The calculation of the determinant is unstable. It is best to use a Gauss-Jordan with a partial swivel mechanism so that you can clearly work here.
2x2 system solution
Solve the system (use c, f = 1, 0, then c, f = 0, 1 to get the opposite)
a * x + b * y = c d * x + e * y = f
In pseudo code, it reads
if a == 0 and d == 0 then "singular" if abs(a) >= abs(d): alpha <- d / a beta <- e - b * alpha if beta == 0 then "singular" gamma <- f - c * alpha y <- gamma / beta x <- (c - b * y) / a else swap((a, b, c), (d, e, f)) restart
It is more stable than determinant + comatrix ( beta - determinant * some constant calculated in a stable way). You can work out the full summary equivalent (i.e., potentially replace x and y, so that the first division by a is such that a is the largest number among a, b, d, e) and this may be more stable for some circumstances, but the above method works well for me.
This is equivalent to doing an LU decomposition (store gamma, beta, a, b, c if you want to keep this decomposition of LU).

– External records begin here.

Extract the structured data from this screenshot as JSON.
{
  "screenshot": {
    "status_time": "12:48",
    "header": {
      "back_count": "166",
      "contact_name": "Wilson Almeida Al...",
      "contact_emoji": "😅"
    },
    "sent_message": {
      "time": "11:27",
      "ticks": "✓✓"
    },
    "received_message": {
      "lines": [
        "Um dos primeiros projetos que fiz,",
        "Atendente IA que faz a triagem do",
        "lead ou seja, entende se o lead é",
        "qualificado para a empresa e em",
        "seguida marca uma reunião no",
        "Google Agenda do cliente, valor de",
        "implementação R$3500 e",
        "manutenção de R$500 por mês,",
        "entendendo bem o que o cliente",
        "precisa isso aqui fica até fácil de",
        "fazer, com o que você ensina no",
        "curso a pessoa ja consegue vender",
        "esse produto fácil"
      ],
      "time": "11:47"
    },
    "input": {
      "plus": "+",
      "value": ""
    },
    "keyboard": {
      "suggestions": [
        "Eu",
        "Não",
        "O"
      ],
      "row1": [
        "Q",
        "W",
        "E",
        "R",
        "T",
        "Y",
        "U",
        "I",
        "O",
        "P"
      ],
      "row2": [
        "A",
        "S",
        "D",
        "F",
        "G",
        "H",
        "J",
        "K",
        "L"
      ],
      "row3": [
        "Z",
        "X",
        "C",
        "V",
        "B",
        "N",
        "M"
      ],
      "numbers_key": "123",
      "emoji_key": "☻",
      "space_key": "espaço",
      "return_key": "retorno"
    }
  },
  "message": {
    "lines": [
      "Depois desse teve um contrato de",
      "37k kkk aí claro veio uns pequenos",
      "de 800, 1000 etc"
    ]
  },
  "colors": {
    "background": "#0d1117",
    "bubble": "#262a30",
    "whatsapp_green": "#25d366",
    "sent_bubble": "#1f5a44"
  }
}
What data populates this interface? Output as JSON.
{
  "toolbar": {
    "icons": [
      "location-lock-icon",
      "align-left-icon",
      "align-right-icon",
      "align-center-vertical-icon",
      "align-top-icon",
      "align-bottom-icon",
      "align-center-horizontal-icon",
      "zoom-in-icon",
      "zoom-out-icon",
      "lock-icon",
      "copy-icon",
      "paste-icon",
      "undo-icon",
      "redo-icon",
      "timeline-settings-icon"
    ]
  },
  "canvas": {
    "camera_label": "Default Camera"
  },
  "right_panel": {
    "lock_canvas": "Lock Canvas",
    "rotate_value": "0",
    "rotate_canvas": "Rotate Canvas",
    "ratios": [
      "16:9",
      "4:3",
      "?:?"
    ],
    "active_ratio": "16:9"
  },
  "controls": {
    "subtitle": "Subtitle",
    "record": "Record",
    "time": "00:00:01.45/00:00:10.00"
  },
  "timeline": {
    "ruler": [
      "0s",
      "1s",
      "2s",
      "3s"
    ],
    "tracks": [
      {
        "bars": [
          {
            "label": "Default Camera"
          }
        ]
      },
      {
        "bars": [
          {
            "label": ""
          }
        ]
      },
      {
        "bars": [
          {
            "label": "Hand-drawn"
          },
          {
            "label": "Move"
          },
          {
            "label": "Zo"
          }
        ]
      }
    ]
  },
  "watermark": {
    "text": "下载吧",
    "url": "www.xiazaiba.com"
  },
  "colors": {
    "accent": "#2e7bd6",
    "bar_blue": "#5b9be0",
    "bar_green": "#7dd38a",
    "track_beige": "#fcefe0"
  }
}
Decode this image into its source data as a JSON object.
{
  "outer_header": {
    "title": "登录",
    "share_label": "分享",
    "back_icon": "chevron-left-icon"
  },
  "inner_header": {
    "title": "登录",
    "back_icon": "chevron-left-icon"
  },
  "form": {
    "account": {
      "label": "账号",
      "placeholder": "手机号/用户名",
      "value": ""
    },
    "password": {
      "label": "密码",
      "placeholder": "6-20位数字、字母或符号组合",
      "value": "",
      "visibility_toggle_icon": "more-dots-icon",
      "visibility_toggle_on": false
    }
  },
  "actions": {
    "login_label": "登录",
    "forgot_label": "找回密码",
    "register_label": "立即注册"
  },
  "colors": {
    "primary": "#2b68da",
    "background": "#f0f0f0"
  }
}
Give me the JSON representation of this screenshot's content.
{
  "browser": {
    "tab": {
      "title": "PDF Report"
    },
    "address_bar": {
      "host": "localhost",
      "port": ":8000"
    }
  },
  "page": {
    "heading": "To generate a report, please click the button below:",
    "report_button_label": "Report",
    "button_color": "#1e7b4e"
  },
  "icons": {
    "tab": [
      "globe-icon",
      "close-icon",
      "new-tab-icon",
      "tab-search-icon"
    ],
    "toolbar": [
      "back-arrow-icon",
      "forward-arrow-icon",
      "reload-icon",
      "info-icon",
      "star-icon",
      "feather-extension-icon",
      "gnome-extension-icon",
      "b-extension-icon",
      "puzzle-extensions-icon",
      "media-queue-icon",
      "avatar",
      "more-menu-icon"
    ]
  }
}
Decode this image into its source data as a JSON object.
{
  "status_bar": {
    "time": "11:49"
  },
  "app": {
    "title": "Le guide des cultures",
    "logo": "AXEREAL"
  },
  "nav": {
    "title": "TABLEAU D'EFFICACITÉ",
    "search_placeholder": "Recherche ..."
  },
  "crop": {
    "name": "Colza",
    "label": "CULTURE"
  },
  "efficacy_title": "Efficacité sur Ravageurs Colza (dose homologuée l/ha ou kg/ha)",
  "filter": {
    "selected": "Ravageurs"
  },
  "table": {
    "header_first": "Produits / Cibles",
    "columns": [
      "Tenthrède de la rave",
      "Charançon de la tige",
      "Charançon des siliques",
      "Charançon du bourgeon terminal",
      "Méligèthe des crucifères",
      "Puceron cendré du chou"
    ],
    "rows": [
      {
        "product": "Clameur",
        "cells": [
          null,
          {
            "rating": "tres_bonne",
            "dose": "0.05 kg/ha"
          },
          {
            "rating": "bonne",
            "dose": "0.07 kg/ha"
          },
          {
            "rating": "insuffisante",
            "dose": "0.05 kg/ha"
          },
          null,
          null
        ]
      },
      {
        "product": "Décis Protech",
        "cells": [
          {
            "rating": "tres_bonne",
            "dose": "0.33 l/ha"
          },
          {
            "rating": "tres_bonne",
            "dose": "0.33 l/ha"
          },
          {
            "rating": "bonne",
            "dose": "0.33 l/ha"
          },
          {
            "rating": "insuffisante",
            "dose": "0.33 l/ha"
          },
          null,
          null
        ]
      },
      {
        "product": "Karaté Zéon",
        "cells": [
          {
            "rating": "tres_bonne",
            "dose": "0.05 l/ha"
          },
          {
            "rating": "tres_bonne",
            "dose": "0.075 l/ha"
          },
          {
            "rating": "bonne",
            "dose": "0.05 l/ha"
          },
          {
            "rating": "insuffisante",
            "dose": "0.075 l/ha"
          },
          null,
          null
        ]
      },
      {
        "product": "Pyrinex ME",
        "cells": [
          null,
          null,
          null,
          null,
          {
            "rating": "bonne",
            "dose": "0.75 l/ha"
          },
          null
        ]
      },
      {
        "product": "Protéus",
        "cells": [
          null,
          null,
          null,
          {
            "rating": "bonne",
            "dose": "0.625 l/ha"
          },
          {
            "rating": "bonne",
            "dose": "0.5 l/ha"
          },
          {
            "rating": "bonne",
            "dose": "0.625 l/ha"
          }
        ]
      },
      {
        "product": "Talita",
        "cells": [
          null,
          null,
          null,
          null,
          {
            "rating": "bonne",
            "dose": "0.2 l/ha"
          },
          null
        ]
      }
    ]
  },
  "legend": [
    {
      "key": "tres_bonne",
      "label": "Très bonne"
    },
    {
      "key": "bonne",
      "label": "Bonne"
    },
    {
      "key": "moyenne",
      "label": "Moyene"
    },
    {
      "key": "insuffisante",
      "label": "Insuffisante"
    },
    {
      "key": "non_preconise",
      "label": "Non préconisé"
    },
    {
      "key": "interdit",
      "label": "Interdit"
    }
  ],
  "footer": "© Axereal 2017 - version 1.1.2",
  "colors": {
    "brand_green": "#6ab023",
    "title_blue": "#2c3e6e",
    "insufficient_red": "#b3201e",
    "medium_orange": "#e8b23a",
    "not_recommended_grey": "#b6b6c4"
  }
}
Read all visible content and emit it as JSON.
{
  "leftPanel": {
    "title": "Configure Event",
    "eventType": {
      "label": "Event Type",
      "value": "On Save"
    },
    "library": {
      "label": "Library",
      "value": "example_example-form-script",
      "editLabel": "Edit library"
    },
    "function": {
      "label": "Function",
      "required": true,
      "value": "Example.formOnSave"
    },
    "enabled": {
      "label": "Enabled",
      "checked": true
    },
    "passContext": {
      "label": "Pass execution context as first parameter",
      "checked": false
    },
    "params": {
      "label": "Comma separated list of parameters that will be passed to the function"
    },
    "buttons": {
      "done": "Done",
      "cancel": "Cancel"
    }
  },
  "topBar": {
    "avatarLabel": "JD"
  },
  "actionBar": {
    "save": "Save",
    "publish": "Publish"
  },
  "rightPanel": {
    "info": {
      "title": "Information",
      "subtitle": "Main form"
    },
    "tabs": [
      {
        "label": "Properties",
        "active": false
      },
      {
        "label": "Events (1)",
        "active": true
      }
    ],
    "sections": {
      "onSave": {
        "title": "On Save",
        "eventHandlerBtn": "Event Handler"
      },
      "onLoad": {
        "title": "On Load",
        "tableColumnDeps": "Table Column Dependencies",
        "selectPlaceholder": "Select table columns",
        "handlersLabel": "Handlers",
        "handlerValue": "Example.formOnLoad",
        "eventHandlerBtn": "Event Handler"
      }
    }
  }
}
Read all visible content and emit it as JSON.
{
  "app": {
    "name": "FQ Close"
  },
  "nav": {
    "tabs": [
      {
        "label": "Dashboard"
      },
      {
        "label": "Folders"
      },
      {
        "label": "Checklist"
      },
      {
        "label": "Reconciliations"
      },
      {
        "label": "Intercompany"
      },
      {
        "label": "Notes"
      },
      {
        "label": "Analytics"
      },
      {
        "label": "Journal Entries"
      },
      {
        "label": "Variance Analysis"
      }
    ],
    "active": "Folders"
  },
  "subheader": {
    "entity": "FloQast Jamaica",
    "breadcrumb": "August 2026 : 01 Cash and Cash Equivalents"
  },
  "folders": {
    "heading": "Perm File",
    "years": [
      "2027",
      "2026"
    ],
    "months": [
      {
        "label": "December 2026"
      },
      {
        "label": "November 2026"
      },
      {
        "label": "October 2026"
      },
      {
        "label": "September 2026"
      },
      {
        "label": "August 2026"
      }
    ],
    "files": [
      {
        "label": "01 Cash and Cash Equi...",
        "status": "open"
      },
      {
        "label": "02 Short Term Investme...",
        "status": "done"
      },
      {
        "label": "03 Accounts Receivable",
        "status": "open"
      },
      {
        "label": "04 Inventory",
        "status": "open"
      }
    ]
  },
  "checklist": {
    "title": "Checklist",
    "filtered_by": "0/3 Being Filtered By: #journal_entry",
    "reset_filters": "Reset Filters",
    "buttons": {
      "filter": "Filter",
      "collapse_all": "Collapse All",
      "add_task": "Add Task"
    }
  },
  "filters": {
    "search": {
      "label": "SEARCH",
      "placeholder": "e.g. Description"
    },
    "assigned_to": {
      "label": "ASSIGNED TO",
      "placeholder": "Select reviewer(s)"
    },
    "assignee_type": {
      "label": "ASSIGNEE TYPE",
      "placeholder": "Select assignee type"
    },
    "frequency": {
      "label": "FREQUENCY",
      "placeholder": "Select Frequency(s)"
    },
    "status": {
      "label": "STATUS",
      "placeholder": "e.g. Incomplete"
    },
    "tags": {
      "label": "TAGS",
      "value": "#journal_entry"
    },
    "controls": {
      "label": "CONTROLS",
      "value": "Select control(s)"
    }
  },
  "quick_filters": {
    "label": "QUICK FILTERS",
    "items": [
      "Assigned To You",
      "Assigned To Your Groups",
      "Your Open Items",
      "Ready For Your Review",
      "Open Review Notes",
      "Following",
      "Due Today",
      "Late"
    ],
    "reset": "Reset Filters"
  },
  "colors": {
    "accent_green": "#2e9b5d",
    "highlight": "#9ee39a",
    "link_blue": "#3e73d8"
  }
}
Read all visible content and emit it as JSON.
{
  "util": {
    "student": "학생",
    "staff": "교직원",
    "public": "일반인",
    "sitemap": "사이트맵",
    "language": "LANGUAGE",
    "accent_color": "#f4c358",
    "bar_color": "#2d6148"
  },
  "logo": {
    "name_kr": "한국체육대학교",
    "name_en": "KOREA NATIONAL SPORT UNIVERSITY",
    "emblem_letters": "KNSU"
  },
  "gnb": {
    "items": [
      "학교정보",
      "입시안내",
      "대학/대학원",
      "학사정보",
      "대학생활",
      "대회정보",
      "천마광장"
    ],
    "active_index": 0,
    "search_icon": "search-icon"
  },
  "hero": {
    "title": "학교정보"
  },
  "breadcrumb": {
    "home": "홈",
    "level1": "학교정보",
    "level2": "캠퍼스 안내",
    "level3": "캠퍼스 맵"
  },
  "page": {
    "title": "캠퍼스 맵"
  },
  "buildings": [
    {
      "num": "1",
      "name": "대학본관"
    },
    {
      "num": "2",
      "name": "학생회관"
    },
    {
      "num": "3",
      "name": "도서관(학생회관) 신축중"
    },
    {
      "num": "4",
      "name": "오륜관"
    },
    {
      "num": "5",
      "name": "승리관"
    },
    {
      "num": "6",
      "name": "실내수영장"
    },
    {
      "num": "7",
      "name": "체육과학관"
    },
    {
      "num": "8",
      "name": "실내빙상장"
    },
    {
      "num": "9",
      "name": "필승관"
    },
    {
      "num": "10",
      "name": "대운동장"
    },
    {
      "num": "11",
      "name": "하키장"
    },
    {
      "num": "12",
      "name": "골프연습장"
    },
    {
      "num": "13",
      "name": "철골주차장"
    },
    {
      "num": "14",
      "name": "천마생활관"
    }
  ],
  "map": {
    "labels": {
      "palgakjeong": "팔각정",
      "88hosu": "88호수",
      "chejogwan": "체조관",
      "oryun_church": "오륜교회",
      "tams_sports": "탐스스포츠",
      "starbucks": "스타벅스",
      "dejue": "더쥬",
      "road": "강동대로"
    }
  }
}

Computing a QR decomposition can also be done explicitly (and also very stable if you do it right), but it is slower (and involves getting square roots). The choice is yours.
Improved accuracy
If you need higher accuracy (the above method is stable, but there is some rounding error proportional to the ratio of the eigenvalues), you can "solve for correction".
Indeed, suppose you solved A * x = b for x using the above method. You now calculate A * x , and you find that it is not exactly equal to b , that there is a small error:
A * x - b = db
Now, if you decide for dx in A * dx = db , you have
A * (x - dx) = b + db - db - ddb = b - ddb
where ddb is the error caused by the numerical solution A * dx = db , which is usually much less than db (since db much less than b ).
You can iterate over the above procedure, but it usually takes one step to restore full machine accuracy.